An airman assists a patient with a COVID-19 test.

The state Emergency Operations Center was partially activated Jan. 22. It included officials from the state's health department and external affairs. Two days later, the center was fully activated with the health department's incident management team working out of the SEOC. Personnel were split between Health’s lab at Shoreline, its headquarters in Tumwater and the SEOC on Camp Murray. By mid-March, officials from the  Department of Health, Washington Emergency Management Division and the Washington State Department of Social and Health Services developed a unified command structure.

For a few days at the end of February and beginning of March, teams from Health, Emergency Management and other state agencies came together to craft and strategize for some of the nonpharmaceutical interventions that would help guide the state in the months to come.

"Its purpose is to help public health officials, emergency management and partners choose which mitigation strategies to implement to limit and prevent the spread of novel respiratory diseases of concern," Chris Utzinger, EOC response section manager, said Feb. 28.

The marathon sessions started with the obvious advice: encouraging state residents to increase their hand washing and use of alcohol-based sanitizer, frequently clean and disinfect surfaces, and show proper cough and hygiene etiquette. Then, the nonpharmaceutical interventions started mentioning things that would become commonplace months later: social distancing, isolating sick people, cancelling public and large private gatherings, and ordering the closure of schools, child care facilities, workplaces and public buildings.

By the second week of March, restaurant doors were closed, schools were shut down and people were told to stay home unless they were going out for an "essential" service, such as shopping for groceries. Employees at the Washington Military Department were given unprecedented access to teleworking and told to stay home if they could.

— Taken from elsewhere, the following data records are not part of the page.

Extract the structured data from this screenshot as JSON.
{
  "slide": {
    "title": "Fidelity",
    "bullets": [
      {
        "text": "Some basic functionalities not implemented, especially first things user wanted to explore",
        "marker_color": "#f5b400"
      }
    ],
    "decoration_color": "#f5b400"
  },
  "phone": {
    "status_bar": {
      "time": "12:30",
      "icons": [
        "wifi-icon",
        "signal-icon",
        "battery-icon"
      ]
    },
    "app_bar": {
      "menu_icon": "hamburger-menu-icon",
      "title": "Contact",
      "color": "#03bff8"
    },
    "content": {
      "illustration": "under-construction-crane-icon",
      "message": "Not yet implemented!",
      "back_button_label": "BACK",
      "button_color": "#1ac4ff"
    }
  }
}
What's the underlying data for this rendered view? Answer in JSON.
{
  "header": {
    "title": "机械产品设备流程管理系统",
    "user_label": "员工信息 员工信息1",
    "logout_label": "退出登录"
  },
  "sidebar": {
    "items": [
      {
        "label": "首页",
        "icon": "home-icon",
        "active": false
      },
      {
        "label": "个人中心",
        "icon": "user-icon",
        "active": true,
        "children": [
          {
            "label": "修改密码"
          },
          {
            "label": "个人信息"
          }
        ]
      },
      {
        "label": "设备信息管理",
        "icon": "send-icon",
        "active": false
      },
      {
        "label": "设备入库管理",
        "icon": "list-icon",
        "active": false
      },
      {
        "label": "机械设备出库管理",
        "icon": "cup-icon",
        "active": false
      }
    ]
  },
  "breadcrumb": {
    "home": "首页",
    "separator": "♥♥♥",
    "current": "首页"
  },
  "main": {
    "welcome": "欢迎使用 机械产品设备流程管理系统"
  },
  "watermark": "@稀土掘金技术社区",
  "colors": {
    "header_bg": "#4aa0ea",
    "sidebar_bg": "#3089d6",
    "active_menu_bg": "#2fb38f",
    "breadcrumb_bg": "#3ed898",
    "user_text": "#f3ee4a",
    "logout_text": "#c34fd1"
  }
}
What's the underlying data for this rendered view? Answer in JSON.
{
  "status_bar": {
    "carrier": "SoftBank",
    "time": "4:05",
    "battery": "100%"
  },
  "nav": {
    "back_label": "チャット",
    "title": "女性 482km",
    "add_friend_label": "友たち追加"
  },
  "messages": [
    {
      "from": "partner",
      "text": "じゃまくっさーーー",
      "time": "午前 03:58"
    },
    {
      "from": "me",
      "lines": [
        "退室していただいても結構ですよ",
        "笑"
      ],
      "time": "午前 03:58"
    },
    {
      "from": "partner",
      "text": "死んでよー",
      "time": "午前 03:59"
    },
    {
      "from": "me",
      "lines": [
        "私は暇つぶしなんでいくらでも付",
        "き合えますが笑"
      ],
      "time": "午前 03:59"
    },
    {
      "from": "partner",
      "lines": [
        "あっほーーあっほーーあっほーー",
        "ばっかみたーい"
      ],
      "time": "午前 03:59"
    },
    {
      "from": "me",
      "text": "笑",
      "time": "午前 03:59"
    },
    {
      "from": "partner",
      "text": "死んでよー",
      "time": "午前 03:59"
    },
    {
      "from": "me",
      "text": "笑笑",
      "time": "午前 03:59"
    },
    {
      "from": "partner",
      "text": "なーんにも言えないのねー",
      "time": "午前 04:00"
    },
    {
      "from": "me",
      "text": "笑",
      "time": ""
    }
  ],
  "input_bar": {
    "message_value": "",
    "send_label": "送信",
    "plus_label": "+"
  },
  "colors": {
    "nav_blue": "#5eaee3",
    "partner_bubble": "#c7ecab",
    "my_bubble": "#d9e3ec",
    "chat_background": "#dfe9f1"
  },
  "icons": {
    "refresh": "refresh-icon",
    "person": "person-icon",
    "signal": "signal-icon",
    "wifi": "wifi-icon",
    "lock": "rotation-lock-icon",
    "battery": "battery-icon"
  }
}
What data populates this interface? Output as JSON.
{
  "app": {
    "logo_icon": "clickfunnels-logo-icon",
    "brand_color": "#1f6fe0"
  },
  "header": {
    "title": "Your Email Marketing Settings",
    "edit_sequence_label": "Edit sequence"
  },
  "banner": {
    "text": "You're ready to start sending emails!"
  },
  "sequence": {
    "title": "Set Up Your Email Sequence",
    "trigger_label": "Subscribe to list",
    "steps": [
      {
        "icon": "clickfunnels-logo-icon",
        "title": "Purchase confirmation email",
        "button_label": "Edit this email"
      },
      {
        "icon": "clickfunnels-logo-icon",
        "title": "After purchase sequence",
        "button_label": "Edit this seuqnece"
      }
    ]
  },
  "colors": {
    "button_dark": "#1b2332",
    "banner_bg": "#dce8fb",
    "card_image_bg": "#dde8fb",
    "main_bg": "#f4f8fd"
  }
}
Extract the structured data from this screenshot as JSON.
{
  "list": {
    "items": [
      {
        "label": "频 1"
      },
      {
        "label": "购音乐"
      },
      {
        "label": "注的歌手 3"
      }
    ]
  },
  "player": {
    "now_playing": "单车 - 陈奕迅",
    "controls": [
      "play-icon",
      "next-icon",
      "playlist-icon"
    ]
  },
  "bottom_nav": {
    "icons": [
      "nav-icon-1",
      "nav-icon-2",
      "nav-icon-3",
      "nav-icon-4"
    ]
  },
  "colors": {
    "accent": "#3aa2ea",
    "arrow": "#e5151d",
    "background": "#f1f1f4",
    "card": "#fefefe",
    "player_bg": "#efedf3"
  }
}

"While this emergency can be unnerving, more than anything, I ask you to stay calm," the state's adjutant general, Army Maj. Gen. Bret D. Daugherty, wrote in an email March 19. "Together, we're going to get through this. I can assure you of that. Combining our state and federal forces, we have a talented team working day and night to help address this situation, and I’m confident we’re making a difference. Let’s continue to lead by example and take the steps necessary to slow the spread."

Vice President Visit

On March 5, before widespread shutdowns hit the state, Vice President Mike Pence visited Camp Murray, bringing many top federal officials with him. At the time, Washington state had been the hardest-hit state, with at least 70 confirmed infections and 11 dead.

Pence started with a tour of the state Emergency Operations Center, where he "bumped elbows" with line staff that filled the room.

"As the state of Washington, and the Seattle area in particular, deals with the coronavirus, we're going to continue to make sure that you have the full support of every agency in the federal government," Pence said. "We know you’re the front line."

Joining him were 10 of the 11 congressional officials representing Washington state, as well as Gov. Jay R. Islee, together in the EOC for the first time in recent memory.

Dual-Status Command

Army Brig. Gen. Bryan Grenon, Task Force Steelhead commander and Seattle Police Department captain, started off the COVID-19 response as the dual-status commander in Seattle. To assist the response, the Federal Emergency Management Agency deployed an Army field hospital to the CenturyLink Event Center, and Grenon was the conduit among the responding agencies, U.S Northern Command, Title 10 and Title 32 soldiers, and federal and state emergency response agencies and leaders.

Grenon said his civilian career positively affected his time as the DSC.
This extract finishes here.